Meine Damen und Herren, einen wunderschönen guten Morgen; es sind wahrscheinlich noch ein paar Leute im Hause unterwegs, dabei, sich gerade einzuquartieren. Aber wir können ja schon mal mit den technischen Präliminarien anfangen ... Dies waren ein paar technische einleitende Bemerkungen, nun zur Sache.

Es sind ja dieses Jahr einige bei diesem Generationenforum, die das erste Mal da sind; ich nehme an, wir haben da mit unserem Thema neue Leute angelockt.
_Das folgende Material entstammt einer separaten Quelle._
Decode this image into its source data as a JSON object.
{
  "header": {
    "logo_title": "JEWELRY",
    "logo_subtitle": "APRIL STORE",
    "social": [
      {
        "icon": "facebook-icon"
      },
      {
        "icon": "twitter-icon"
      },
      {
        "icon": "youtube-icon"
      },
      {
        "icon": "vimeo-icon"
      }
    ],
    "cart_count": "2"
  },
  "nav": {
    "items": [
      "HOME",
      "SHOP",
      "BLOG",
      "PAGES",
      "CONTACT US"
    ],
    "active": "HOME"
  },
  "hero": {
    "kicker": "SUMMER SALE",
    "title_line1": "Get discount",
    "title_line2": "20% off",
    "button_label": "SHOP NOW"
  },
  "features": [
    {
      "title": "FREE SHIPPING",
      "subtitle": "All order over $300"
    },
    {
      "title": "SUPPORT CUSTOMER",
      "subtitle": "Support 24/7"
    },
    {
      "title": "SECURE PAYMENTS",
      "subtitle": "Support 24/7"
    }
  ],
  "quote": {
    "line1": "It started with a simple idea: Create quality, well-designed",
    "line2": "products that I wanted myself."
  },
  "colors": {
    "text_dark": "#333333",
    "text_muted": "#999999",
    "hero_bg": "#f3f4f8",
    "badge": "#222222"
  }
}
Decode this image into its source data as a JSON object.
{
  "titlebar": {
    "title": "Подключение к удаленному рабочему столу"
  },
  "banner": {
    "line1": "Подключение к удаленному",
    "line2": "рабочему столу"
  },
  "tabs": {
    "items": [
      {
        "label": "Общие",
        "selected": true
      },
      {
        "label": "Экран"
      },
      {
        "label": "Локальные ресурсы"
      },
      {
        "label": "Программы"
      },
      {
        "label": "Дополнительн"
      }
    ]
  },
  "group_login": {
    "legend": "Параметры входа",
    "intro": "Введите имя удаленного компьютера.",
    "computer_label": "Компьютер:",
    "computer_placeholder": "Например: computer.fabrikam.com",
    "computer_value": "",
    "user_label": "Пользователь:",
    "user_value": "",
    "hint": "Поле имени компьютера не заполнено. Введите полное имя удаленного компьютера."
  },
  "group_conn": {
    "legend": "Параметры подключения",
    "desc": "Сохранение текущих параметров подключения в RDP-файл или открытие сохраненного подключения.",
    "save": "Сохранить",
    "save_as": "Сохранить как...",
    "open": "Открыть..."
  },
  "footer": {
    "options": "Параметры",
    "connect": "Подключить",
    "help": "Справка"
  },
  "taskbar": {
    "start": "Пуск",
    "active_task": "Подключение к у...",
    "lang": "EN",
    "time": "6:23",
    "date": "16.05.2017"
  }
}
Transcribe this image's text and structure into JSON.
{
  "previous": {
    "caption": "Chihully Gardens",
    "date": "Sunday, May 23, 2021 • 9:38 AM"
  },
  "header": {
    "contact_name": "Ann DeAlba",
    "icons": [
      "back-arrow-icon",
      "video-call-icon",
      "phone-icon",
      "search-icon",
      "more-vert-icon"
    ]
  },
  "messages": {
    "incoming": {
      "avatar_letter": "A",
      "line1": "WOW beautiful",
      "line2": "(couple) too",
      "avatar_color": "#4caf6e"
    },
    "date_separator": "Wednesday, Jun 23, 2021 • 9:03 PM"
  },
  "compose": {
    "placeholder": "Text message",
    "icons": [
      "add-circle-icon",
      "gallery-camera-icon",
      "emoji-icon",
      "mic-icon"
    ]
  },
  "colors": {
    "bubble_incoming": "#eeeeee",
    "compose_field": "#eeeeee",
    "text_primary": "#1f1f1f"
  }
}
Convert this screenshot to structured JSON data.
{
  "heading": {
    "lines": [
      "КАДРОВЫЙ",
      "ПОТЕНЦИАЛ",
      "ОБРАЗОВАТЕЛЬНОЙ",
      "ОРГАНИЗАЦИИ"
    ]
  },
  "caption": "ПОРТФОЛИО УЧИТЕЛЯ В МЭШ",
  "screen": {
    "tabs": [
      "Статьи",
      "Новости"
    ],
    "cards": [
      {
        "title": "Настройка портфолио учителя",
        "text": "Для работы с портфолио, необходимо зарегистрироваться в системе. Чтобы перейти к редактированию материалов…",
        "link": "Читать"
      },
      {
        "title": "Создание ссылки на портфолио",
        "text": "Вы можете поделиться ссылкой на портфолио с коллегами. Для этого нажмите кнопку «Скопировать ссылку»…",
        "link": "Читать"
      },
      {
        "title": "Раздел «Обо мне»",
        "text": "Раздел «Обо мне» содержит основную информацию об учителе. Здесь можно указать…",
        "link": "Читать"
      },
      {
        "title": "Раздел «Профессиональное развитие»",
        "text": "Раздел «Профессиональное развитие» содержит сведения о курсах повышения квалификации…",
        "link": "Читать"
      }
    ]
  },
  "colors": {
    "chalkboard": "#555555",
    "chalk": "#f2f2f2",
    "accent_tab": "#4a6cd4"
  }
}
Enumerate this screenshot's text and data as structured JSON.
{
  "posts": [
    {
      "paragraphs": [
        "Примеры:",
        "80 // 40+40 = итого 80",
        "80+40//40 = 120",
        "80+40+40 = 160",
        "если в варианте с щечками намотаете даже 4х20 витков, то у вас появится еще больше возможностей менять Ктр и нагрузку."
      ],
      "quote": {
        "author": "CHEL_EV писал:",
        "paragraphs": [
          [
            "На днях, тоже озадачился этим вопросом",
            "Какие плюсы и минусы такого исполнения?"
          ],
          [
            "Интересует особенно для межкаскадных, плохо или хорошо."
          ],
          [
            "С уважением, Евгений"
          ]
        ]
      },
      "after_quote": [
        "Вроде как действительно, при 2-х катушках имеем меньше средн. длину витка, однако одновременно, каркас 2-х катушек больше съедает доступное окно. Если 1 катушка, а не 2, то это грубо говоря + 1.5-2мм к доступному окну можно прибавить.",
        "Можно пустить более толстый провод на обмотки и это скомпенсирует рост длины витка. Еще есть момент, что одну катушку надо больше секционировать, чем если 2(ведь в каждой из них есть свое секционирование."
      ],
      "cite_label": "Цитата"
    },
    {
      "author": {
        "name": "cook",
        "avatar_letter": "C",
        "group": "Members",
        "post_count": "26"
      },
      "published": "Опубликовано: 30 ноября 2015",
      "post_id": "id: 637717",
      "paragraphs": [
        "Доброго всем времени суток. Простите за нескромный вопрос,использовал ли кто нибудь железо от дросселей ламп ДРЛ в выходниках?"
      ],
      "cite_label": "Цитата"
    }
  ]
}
Dieses Generationenforum machen wir seit 1991; die Europäische Kommission und das Europäische Parlament hatten 1990 beschlossen, das Jahr 1993 zum „Jahr der Solidarität der Generationen und der älteren Menschen" zu proklamieren und in der Vorbereitung dieses 93er Jahres der Älteren haben wir dann ab 1991 hier jährlich zu diesem Thema „Solidarität der Generationen" im Herbst eine Veranstaltung gemacht mit den unterschiedlichsten Schwerpunkten. Zum Beispiel ging es vor zwei Jahren um das Thema „Alter und Gesundheitskosten", letztes Jahr haben wir uns mit dem Bürgerschaftlichen Engagement beschäftigt. Es geht dabei immer um einen Blick über den Zaun, zu gucken, was machen andere in dem Feld, wie machen andere es in dem Feld, was - und das ist eigentlich die stillschweigende Hypothese, die dahintersteckt - können wir voneinander lernen? Wie kann man das, was andere an denselben Problemfeldern an Lösungen haben, selber aufgreifen, hin und her wenden und dann vielleicht daraus einen Nutzen ziehen?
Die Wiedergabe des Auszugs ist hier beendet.